PERANAN SANGGAR SEBAGAI WADAH KREATIFITAS


Siang itu hujan lebat yang diselingi angin mengguyur Kota Administrasi Depok, tak luput wilayah yang banyak memiliki berbagai potensi yaitu wilayah Pancoran Mas.  Sementara di Jalan Durian, Depok Jaya sekelompok seniman sibuk mempersiapkan diri dalam sebuah acara yang telah dirancang jauh hari sebelumnya. Air hujan masih setia mengucur membawakan berkah yang dikirim olehNYA diantara kesibukan anak manusia tuk wujudkan sebuah impian. Satu persatu berdatangan tamu undangan, menuruni anak tangga usang ke  tepian kolam dalam hamparan lahan seluas 3000 meter persegi.
Lahan di tepian perumahan tersebut tampak hening, hanya rumpun bambu tegar berjajar yang ditemani beberapa pepohonan lain serta rumput liar  sepanjang tepian kolam. Musik mengiringi hujan hingga tak terasa azan ashar menggema dalam keheningan mendung, kelompok seniman semakin sibuk menyambut dan berjabatan tangan dengan para tamu yang datang untuk menghadiri sebuah acara ”Apresiasi dan Lounching Workshop Sanggar Gedek”  

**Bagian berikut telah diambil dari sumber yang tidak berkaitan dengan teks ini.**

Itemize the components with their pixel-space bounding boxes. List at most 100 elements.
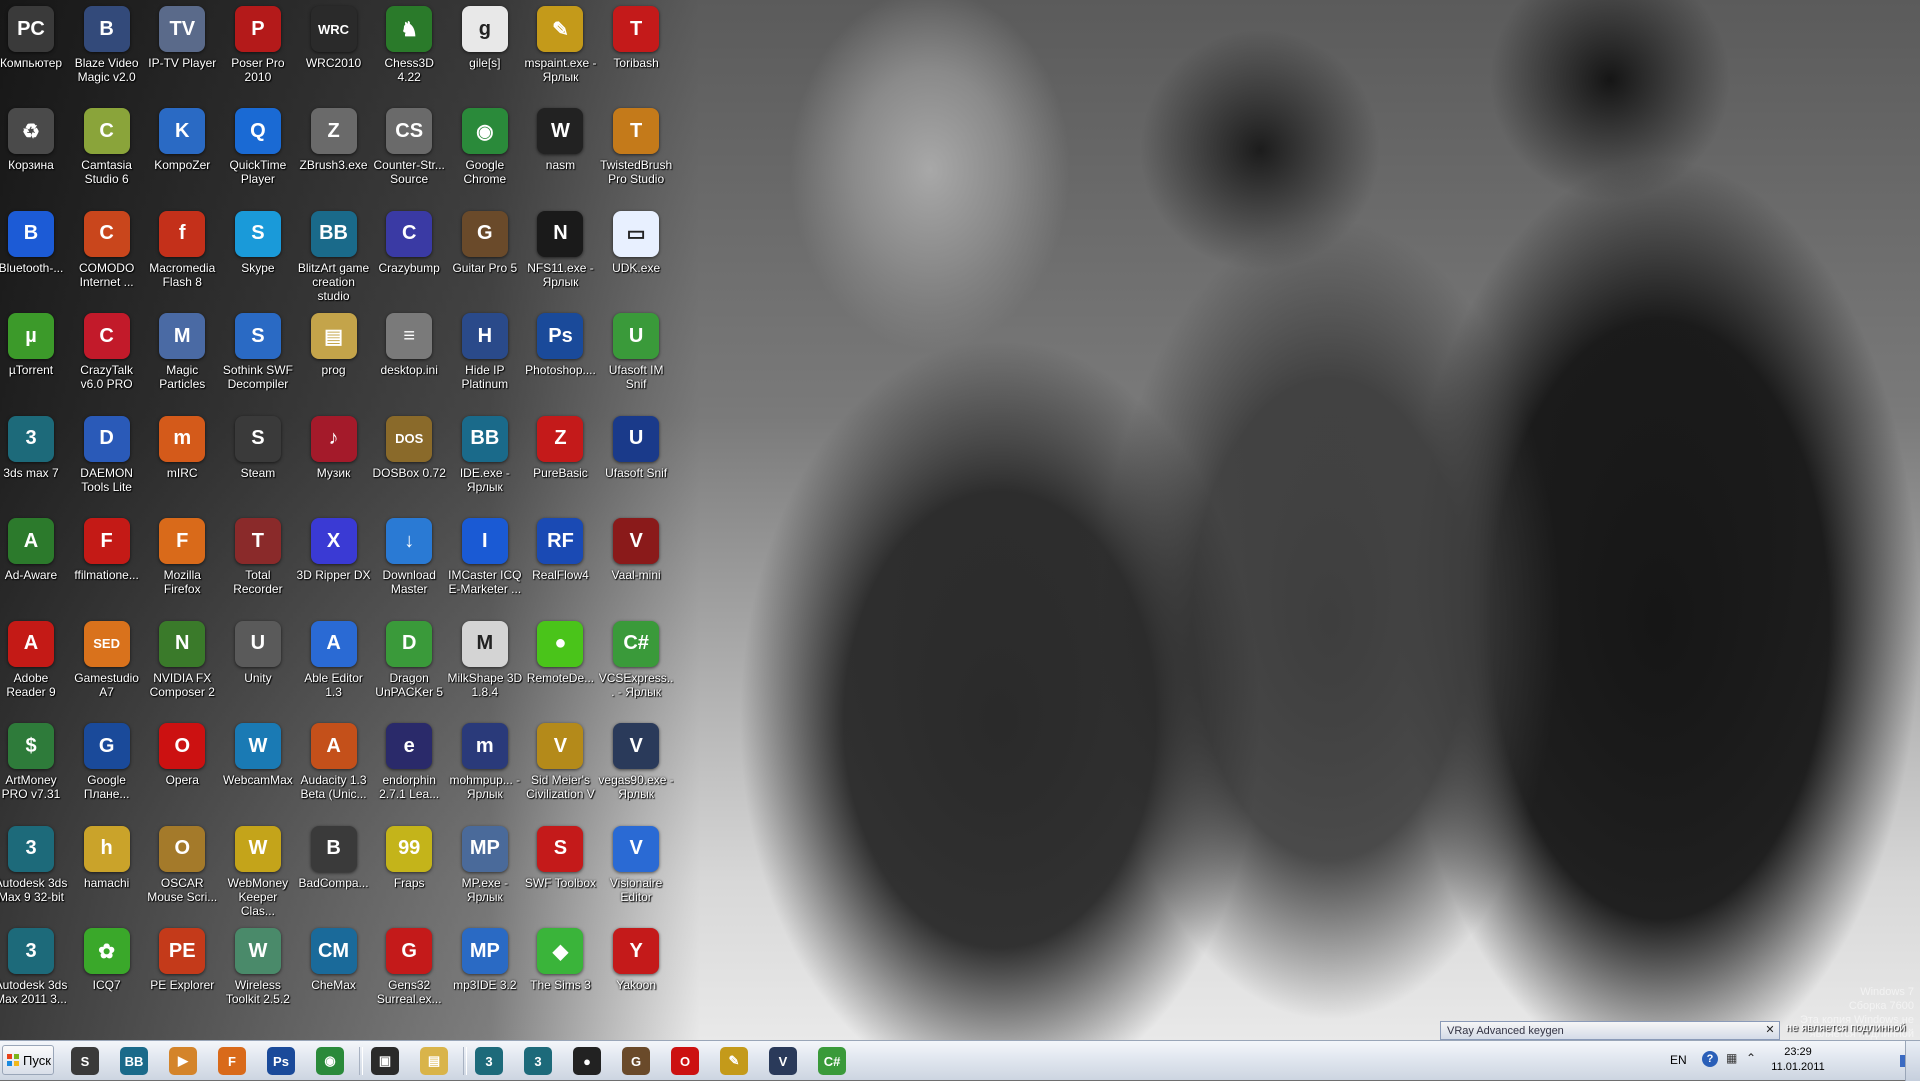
show-desktop-button[interactable] [1905,1041,1920,1081]
desktop-icon[interactable]: BB IDE.exe - Ярлык [447,410,523,510]
desktop-icon[interactable]: Z PureBasic [522,410,598,510]
desktop-icon[interactable]: O Opera [144,717,220,817]
taskbar-button-guitar-pro[interactable]: G [615,1044,657,1078]
desktop-icon[interactable]: I IMCaster ICQ E-Marketer ... [447,512,523,612]
desktop-icon[interactable]: T Total Recorder [220,512,296,612]
desktop-icon[interactable]: A Able Editor 1.3 [296,615,372,715]
desktop-icon[interactable]: f Macromedia Flash 8 [144,205,220,305]
taskbar-button-chrome[interactable]: ◉ [309,1044,351,1078]
desktop-icon[interactable]: G Guitar Pro 5 [447,205,523,305]
desktop-icon[interactable]: TV IP-TV Player [144,0,220,100]
desktop-icon[interactable]: ♪ Музик [296,410,372,510]
desktop-icon[interactable]: µ µTorrent [0,307,69,407]
desktop-icon[interactable]: 3 3ds max 7 [0,410,69,510]
network-icon[interactable]: ▦ [1726,1051,1740,1067]
desktop-icon[interactable]: A Adobe Reader 9 [0,615,69,715]
desktop-icon[interactable]: ♞ Chess3D 4.22 [371,0,447,100]
desktop-icon[interactable]: ◆ The Sims 3 [522,922,598,1022]
desktop-icon[interactable]: ▭ UDK.exe [598,205,674,305]
desktop-icon[interactable]: G Google Плане... [69,717,145,817]
desktop-icon[interactable]: ✎ mspaint.exe - Ярлык [522,0,598,100]
desktop-icon[interactable]: H Hide IP Platinum [447,307,523,407]
desktop-icon[interactable]: P Poser Pro 2010 [220,0,296,100]
taskbar-button-vegas[interactable]: V [762,1044,804,1078]
desktop-icon[interactable]: ≡ desktop.ini [371,307,447,407]
desktop-icon[interactable]: Vvegas90.exe - Ярлык [598,717,674,817]
desktop-icon[interactable]: Z ZBrush3.exe [296,102,372,202]
desktop-icon[interactable]: G Gens32 Surreal.ex... [371,922,447,1022]
desktop-icon[interactable]: W Wireless Toolkit 2.5.2 [220,922,296,1022]
desktop-icon[interactable]: Ps Photoshop.... [522,307,598,407]
desktop-icon[interactable]: $ ArtMoney PRO v7.31 [0,717,69,817]
desktop-icon[interactable]: S Steam [220,410,296,510]
desktop-icon[interactable]: C Crazybump [371,205,447,305]
desktop-icon[interactable]: D DAEMON Tools Lite [69,410,145,510]
desktop-icon[interactable]: ↓ Download Master [371,512,447,612]
desktop-icon[interactable]: m mohmpup... - Ярлык [447,717,523,817]
desktop-icon[interactable]: N NFS11.exe - Ярлык [522,205,598,305]
desktop-icon[interactable]: A Ad-Aware [0,512,69,612]
taskbar-button-terminal[interactable]: ▣ [364,1044,406,1078]
desktop-icon[interactable]: RF RealFlow4 [522,512,598,612]
close-icon[interactable]: ✕ [1763,1023,1777,1037]
desktop-icon[interactable]: 99 Fraps [371,820,447,920]
desktop-icon[interactable]: V Visionaire Editor [598,820,674,920]
desktop-icon[interactable]: ✿ ICQ7 [69,922,145,1022]
desktop-icon[interactable]: PC Компьютер [0,0,69,100]
desktop-icon[interactable]: g gile[s] [447,0,523,100]
taskbar-button-photoshop[interactable]: Ps [260,1044,302,1078]
desktop-icon[interactable]: C COMODO Internet ... [69,205,145,305]
desktop-icon[interactable]: PE PE Explorer [144,922,220,1022]
taskbar-button-3dsmax-2[interactable]: 3 [517,1044,559,1078]
taskbar-button-opera[interactable]: O [664,1044,706,1078]
desktop-icon[interactable]: A Audacity 1.3 Beta (Unic... [296,717,372,817]
desktop-icon[interactable]: W WebMoney Keeper Clas... [220,820,296,920]
desktop-icon[interactable]: MP mp3IDE 3.2 [447,922,523,1022]
desktop-icon[interactable]: Q QuickTime Player [220,102,296,202]
desktop-icon[interactable]: CM CheMax [296,922,372,1022]
desktop-icon[interactable]: N NVIDIA FX Composer 2 [144,615,220,715]
desktop-icon[interactable]: X 3D Ripper DX [296,512,372,612]
desktop-icon[interactable]: ◉ Google Chrome [447,102,523,202]
language-indicator[interactable]: EN [1670,1053,1687,1067]
taskbar-button-alien[interactable]: ● [566,1044,608,1078]
taskbar-button-explorer[interactable]: ▤ [413,1044,455,1078]
desktop-icon[interactable]: Fffilmatione... [69,512,145,612]
desktop-icon[interactable]: C CrazyTalk v6.0 PRO [69,307,145,407]
desktop-icon[interactable]: WRC WRC2010 [296,0,372,100]
desktop-icon[interactable]: Wnasm [522,102,598,202]
desktop-icon[interactable]: m mIRC [144,410,220,510]
chevron-up-icon[interactable]: ⌃ [1746,1051,1756,1065]
desktop-icon[interactable]: T Toribash [598,0,674,100]
desktop-icon[interactable]: U Ufasoft IM Snif [598,307,674,407]
desktop-icon[interactable]: M Magic Particles [144,307,220,407]
desktop-icon[interactable]: V Vaal-mini [598,512,674,612]
help-icon[interactable]: ? [1702,1051,1718,1067]
taskbar-button-steam[interactable]: S [64,1044,106,1078]
desktop-icon[interactable]: M MilkShape 3D 1.8.4 [447,615,523,715]
desktop-icon[interactable]: ▤ prog [296,307,372,407]
desktop-icon[interactable]: Y Yakoon [598,922,674,1022]
desktop-icon[interactable]: 3 Autodesk 3ds Max 9 32-bit [0,820,69,920]
taskbar-button-blitz[interactable]: BB [113,1044,155,1078]
taskbar-button-media-player[interactable]: ▶ [162,1044,204,1078]
desktop-icon[interactable]: B Bluetooth-... [0,205,69,305]
clock[interactable]: 23:29 11.01.2011 [1760,1045,1836,1075]
desktop-icon[interactable]: MP MP.exe - Ярлык [447,820,523,920]
desktop-icon[interactable]: T TwistedBrush Pro Studio [598,102,674,202]
desktop-icon[interactable]: D Dragon UnPACKer 5 [371,615,447,715]
desktop-icon[interactable]: S Skype [220,205,296,305]
taskbar-button-mspaint[interactable]: ✎ [713,1044,755,1078]
desktop-icon[interactable]: K KompoZer [144,102,220,202]
taskbar-button-3dsmax-1[interactable]: 3 [468,1044,510,1078]
desktop-icon[interactable]: S SWF Toolbox [522,820,598,920]
desktop-icon[interactable]: V Sid Meier's Civilization V [522,717,598,817]
vray-keygen-bar[interactable]: VRay Advanced keygen ✕ [1440,1021,1780,1040]
taskbar-button-vcsexpress[interactable]: C# [811,1044,853,1078]
desktop-icon[interactable]: 3 Autodesk 3ds Max 2011 3... [0,922,69,1022]
desktop-icon[interactable]: B BadCompa... [296,820,372,920]
desktop-icon[interactable]: W WebcamMax [220,717,296,817]
taskbar-button-firefox[interactable]: F [211,1044,253,1078]
desktop-icon[interactable]: O OSCAR Mouse Scri... [144,820,220,920]
desktop-icon[interactable]: ● RemoteDe... [522,615,598,715]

Guyuran hujan lebat tersebut terjadi pada hari Senin 15 Maret 2010, menyebabkan terlambatnya acara yang sedianya akan dibuka pada jam 14.00 Wib, alhasil mundur hingga sore hari, tentunya kehadiran tamu undangan tak seperti yang diharapkan, namun semua itu tak membuat lesu dan patah semangat para seniman. Bertindak selaku ketua panitia acara lounching adalah Eko, pria tengah baya dengan kemeja batik dan gaya khas Yogyakarta itu menyampaikan sambutan, visi maupun misi Sanggar Gedek ke depan dalam mengangkat generasi kreatif maupun seni dan budaya Depok.
Sanggar Gedek dalam kelahirannya telah merangkul dan bekerjasama dengan para seniman maupun tokoh lain dari berbagai disiplin ilmu, seperti teater, puisi, seni tari, seni musik, seni lukis, bahkan jurnalis yang ada di Kota Depok, mereka tak lain Johni, Andi, Dewi, feri, Joko, Anwar, Nining, Agus, Randu, Yantoto, Budi dan beberapa lainnya yang telah tersusun dalam kepengurusan Sanggar Gedek untuk periode 2010 s/d 2015.

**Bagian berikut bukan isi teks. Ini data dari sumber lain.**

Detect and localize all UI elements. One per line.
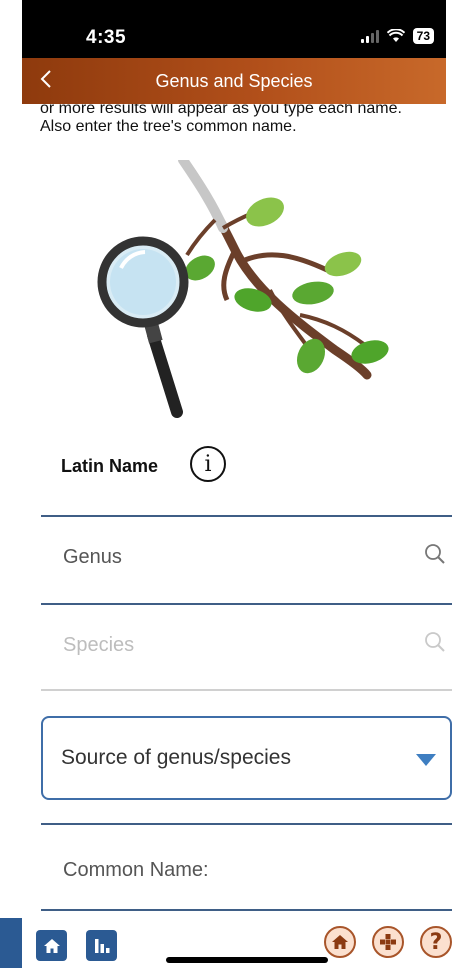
grid-icon	[380, 934, 396, 950]
battery-indicator: 73	[412, 28, 434, 44]
home-icon	[43, 938, 60, 953]
species-input[interactable]	[61, 633, 405, 658]
info-icon: i	[204, 451, 212, 477]
stats-nav-button[interactable]	[86, 930, 117, 961]
genus-field	[41, 515, 452, 605]
bar-chart-icon	[94, 938, 109, 953]
status-time: 4:35	[86, 27, 127, 48]
search-icon[interactable]	[424, 543, 446, 565]
info-button[interactable]: i	[190, 446, 226, 482]
search-icon[interactable]	[424, 631, 446, 653]
genus-input[interactable]	[61, 545, 405, 570]
common-name-field	[41, 823, 452, 913]
bottom-toolbar: ?	[0, 918, 467, 968]
instruction-text: Also enter the tree's common name.	[40, 118, 297, 135]
field-divider	[41, 689, 452, 691]
grid-menu-button[interactable]	[372, 926, 404, 958]
common-name-input[interactable]	[61, 858, 405, 883]
field-divider	[41, 909, 452, 911]
magnifier-icon	[97, 236, 189, 418]
species-field	[41, 603, 452, 693]
branch-magnifier-illustration	[97, 160, 389, 418]
source-select[interactable]: Source of genus/species	[41, 716, 452, 800]
tree-branch-icon	[178, 160, 389, 380]
signal-icon	[360, 29, 379, 43]
status-bar: 4:35 73	[22, 0, 446, 58]
home-indicator[interactable]	[166, 957, 328, 963]
home-nav-button[interactable]	[36, 930, 67, 961]
field-divider	[41, 515, 452, 517]
page-title: Genus and Species	[155, 71, 313, 91]
toolbar-edge	[0, 918, 22, 968]
field-divider	[41, 603, 452, 605]
latin-name-label: Latin Name	[61, 456, 159, 476]
home-button[interactable]	[324, 926, 356, 958]
field-divider	[41, 823, 452, 825]
status-indicators: 73	[360, 28, 434, 44]
help-button[interactable]: ?	[420, 926, 452, 958]
wifi-icon	[386, 29, 405, 42]
home-icon	[332, 935, 348, 949]
app-header: Genus and Species	[22, 58, 446, 104]
source-select-label: Source of genus/species	[61, 746, 291, 769]
caret-down-icon	[416, 754, 436, 766]
question-icon: ?	[429, 929, 443, 955]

Hujan telah reda ketika sebuah tarian kreasi baru menggebrak di awal launching, gemulai dan dinamis membentuk sebuah pesan tersendiri, penari cantik dari Sanggar Tari Ayodiapala, sebagai wujud eksistensinya untuk melestarikan budaya bangsa dalam kehidupan masyarakat.  Selanjutnya pentas Bamboo String atau Bambu Gesek dari Joko bersama kedua anak didiknya. Alat musik yang terbuat dari bambu ini memang hasil kreatifitas Joko seorang, ia menciptakan alat tersebut sejak tahun 1996. Dalam panggung sederhana itu Joko memperkenalkan alat ciptaannya dalam sebuah tembang jawa ”Ilir-ilir” diiringi sebuah gitar oleh Rio salah satu anak didiknya, sementara murid yang lainnya membacakan sebuah puisi tentang arti sebuah kehidupan. Kolaborasi bambu gesek dan gitar memberikan warna baru dalam dunia musik, khususnya bambu gesek, alat musik baru, langka dan asli, hasil ciptaan generasi kreatif Depok, yaitu Joko.

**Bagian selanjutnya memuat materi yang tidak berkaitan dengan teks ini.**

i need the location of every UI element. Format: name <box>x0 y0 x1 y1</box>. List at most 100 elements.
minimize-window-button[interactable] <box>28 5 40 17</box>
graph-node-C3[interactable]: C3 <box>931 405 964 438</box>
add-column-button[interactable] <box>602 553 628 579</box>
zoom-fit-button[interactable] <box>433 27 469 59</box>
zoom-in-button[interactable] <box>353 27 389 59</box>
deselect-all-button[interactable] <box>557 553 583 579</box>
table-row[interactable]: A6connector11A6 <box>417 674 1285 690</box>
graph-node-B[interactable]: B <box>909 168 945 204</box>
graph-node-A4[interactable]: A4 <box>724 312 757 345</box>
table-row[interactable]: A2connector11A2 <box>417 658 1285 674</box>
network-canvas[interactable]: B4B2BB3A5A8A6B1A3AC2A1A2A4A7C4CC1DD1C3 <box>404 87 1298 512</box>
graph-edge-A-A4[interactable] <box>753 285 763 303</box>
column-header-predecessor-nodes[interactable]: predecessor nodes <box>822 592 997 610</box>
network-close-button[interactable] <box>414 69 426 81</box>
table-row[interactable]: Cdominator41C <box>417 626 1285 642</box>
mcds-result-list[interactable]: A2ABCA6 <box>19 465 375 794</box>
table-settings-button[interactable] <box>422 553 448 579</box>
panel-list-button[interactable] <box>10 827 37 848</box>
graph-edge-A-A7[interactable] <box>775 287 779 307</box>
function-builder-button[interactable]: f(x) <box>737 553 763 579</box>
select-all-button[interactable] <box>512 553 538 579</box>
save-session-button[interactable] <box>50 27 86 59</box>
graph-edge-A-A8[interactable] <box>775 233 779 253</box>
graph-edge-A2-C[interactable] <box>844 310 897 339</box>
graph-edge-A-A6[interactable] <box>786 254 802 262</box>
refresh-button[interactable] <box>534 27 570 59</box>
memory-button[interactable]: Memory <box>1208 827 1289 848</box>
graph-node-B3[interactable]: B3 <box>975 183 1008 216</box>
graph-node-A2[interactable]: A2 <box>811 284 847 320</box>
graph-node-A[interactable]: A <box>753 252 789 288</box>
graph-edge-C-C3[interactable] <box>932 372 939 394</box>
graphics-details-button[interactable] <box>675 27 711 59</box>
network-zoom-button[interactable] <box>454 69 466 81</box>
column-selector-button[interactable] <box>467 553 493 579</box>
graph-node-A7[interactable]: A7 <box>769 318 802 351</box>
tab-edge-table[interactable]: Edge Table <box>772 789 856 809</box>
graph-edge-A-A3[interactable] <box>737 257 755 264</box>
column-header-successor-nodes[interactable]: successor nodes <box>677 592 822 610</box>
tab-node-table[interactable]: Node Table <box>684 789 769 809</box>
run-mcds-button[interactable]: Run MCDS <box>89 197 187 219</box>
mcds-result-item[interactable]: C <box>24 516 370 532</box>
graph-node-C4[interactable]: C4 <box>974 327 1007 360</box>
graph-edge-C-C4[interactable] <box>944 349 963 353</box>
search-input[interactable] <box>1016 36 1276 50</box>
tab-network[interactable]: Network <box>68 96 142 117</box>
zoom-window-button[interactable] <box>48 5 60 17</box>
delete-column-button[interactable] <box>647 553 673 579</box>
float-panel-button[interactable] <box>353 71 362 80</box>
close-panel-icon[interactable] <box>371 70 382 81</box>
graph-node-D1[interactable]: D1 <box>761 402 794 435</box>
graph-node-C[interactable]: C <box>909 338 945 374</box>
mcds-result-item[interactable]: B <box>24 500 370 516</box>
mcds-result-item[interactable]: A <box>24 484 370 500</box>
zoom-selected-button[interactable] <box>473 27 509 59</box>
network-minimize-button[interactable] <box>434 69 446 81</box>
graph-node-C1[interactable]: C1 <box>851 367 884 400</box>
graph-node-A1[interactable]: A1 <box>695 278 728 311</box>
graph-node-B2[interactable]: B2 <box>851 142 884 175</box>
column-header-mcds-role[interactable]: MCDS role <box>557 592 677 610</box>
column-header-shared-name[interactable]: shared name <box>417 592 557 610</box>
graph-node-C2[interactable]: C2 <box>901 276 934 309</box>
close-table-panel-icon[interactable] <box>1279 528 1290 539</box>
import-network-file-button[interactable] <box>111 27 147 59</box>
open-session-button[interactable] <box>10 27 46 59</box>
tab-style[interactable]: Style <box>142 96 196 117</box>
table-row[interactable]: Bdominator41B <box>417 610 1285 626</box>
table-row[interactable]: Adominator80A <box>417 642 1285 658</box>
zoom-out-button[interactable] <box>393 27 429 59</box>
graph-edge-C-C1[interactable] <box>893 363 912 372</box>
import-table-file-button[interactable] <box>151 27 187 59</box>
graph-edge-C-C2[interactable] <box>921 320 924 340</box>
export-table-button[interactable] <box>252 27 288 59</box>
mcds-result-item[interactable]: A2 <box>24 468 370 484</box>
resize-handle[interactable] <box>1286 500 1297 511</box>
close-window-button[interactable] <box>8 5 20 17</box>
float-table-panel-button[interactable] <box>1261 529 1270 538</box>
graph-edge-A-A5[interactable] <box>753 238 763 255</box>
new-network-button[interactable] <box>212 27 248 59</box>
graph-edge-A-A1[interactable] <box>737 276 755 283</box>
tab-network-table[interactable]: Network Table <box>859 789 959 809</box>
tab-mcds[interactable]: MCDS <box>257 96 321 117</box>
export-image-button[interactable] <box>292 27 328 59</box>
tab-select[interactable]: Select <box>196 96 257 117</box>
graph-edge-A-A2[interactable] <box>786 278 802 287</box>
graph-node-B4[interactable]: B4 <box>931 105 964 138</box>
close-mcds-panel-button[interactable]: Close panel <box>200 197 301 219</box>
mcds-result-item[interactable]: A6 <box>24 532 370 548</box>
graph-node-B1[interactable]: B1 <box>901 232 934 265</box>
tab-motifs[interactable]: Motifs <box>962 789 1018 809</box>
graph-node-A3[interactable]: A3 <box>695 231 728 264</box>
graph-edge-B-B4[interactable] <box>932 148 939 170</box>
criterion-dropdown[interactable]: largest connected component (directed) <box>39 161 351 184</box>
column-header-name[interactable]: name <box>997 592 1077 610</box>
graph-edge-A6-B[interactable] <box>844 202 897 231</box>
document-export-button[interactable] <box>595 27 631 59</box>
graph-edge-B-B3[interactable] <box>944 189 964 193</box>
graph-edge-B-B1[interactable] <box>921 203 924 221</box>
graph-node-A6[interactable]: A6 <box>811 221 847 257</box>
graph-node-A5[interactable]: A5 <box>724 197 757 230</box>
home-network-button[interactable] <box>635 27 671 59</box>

Acara Apresiasi dan Lunching Sanggar Gedek juga dihadiri Wali Kota Depok yang dalam hal ini diwakili oleh Dinas Kebudayaan dan Pariwisata,  Dinas Pendidikan, Camat Pancoran Mas, Kepala Desa Depok Jaya, dan beberapa tokoh masyarakat serta budayawan, seniman hingga wartawan media massa di wilayah Depok. Hujan pun menjadikan sebuah hikmah dalam mengiringi kehadiran tamu undangan dalam kebersamaan sebuah restu, memberikan kesempatan seluas-luasnya kepada sebuah organisasi sebagai wadah kreatifitas generasi Depok dengan segala aktivitas budaya dan seni dalam kehidupan masyarakat Depok yang beraneka ragam latar belakang.    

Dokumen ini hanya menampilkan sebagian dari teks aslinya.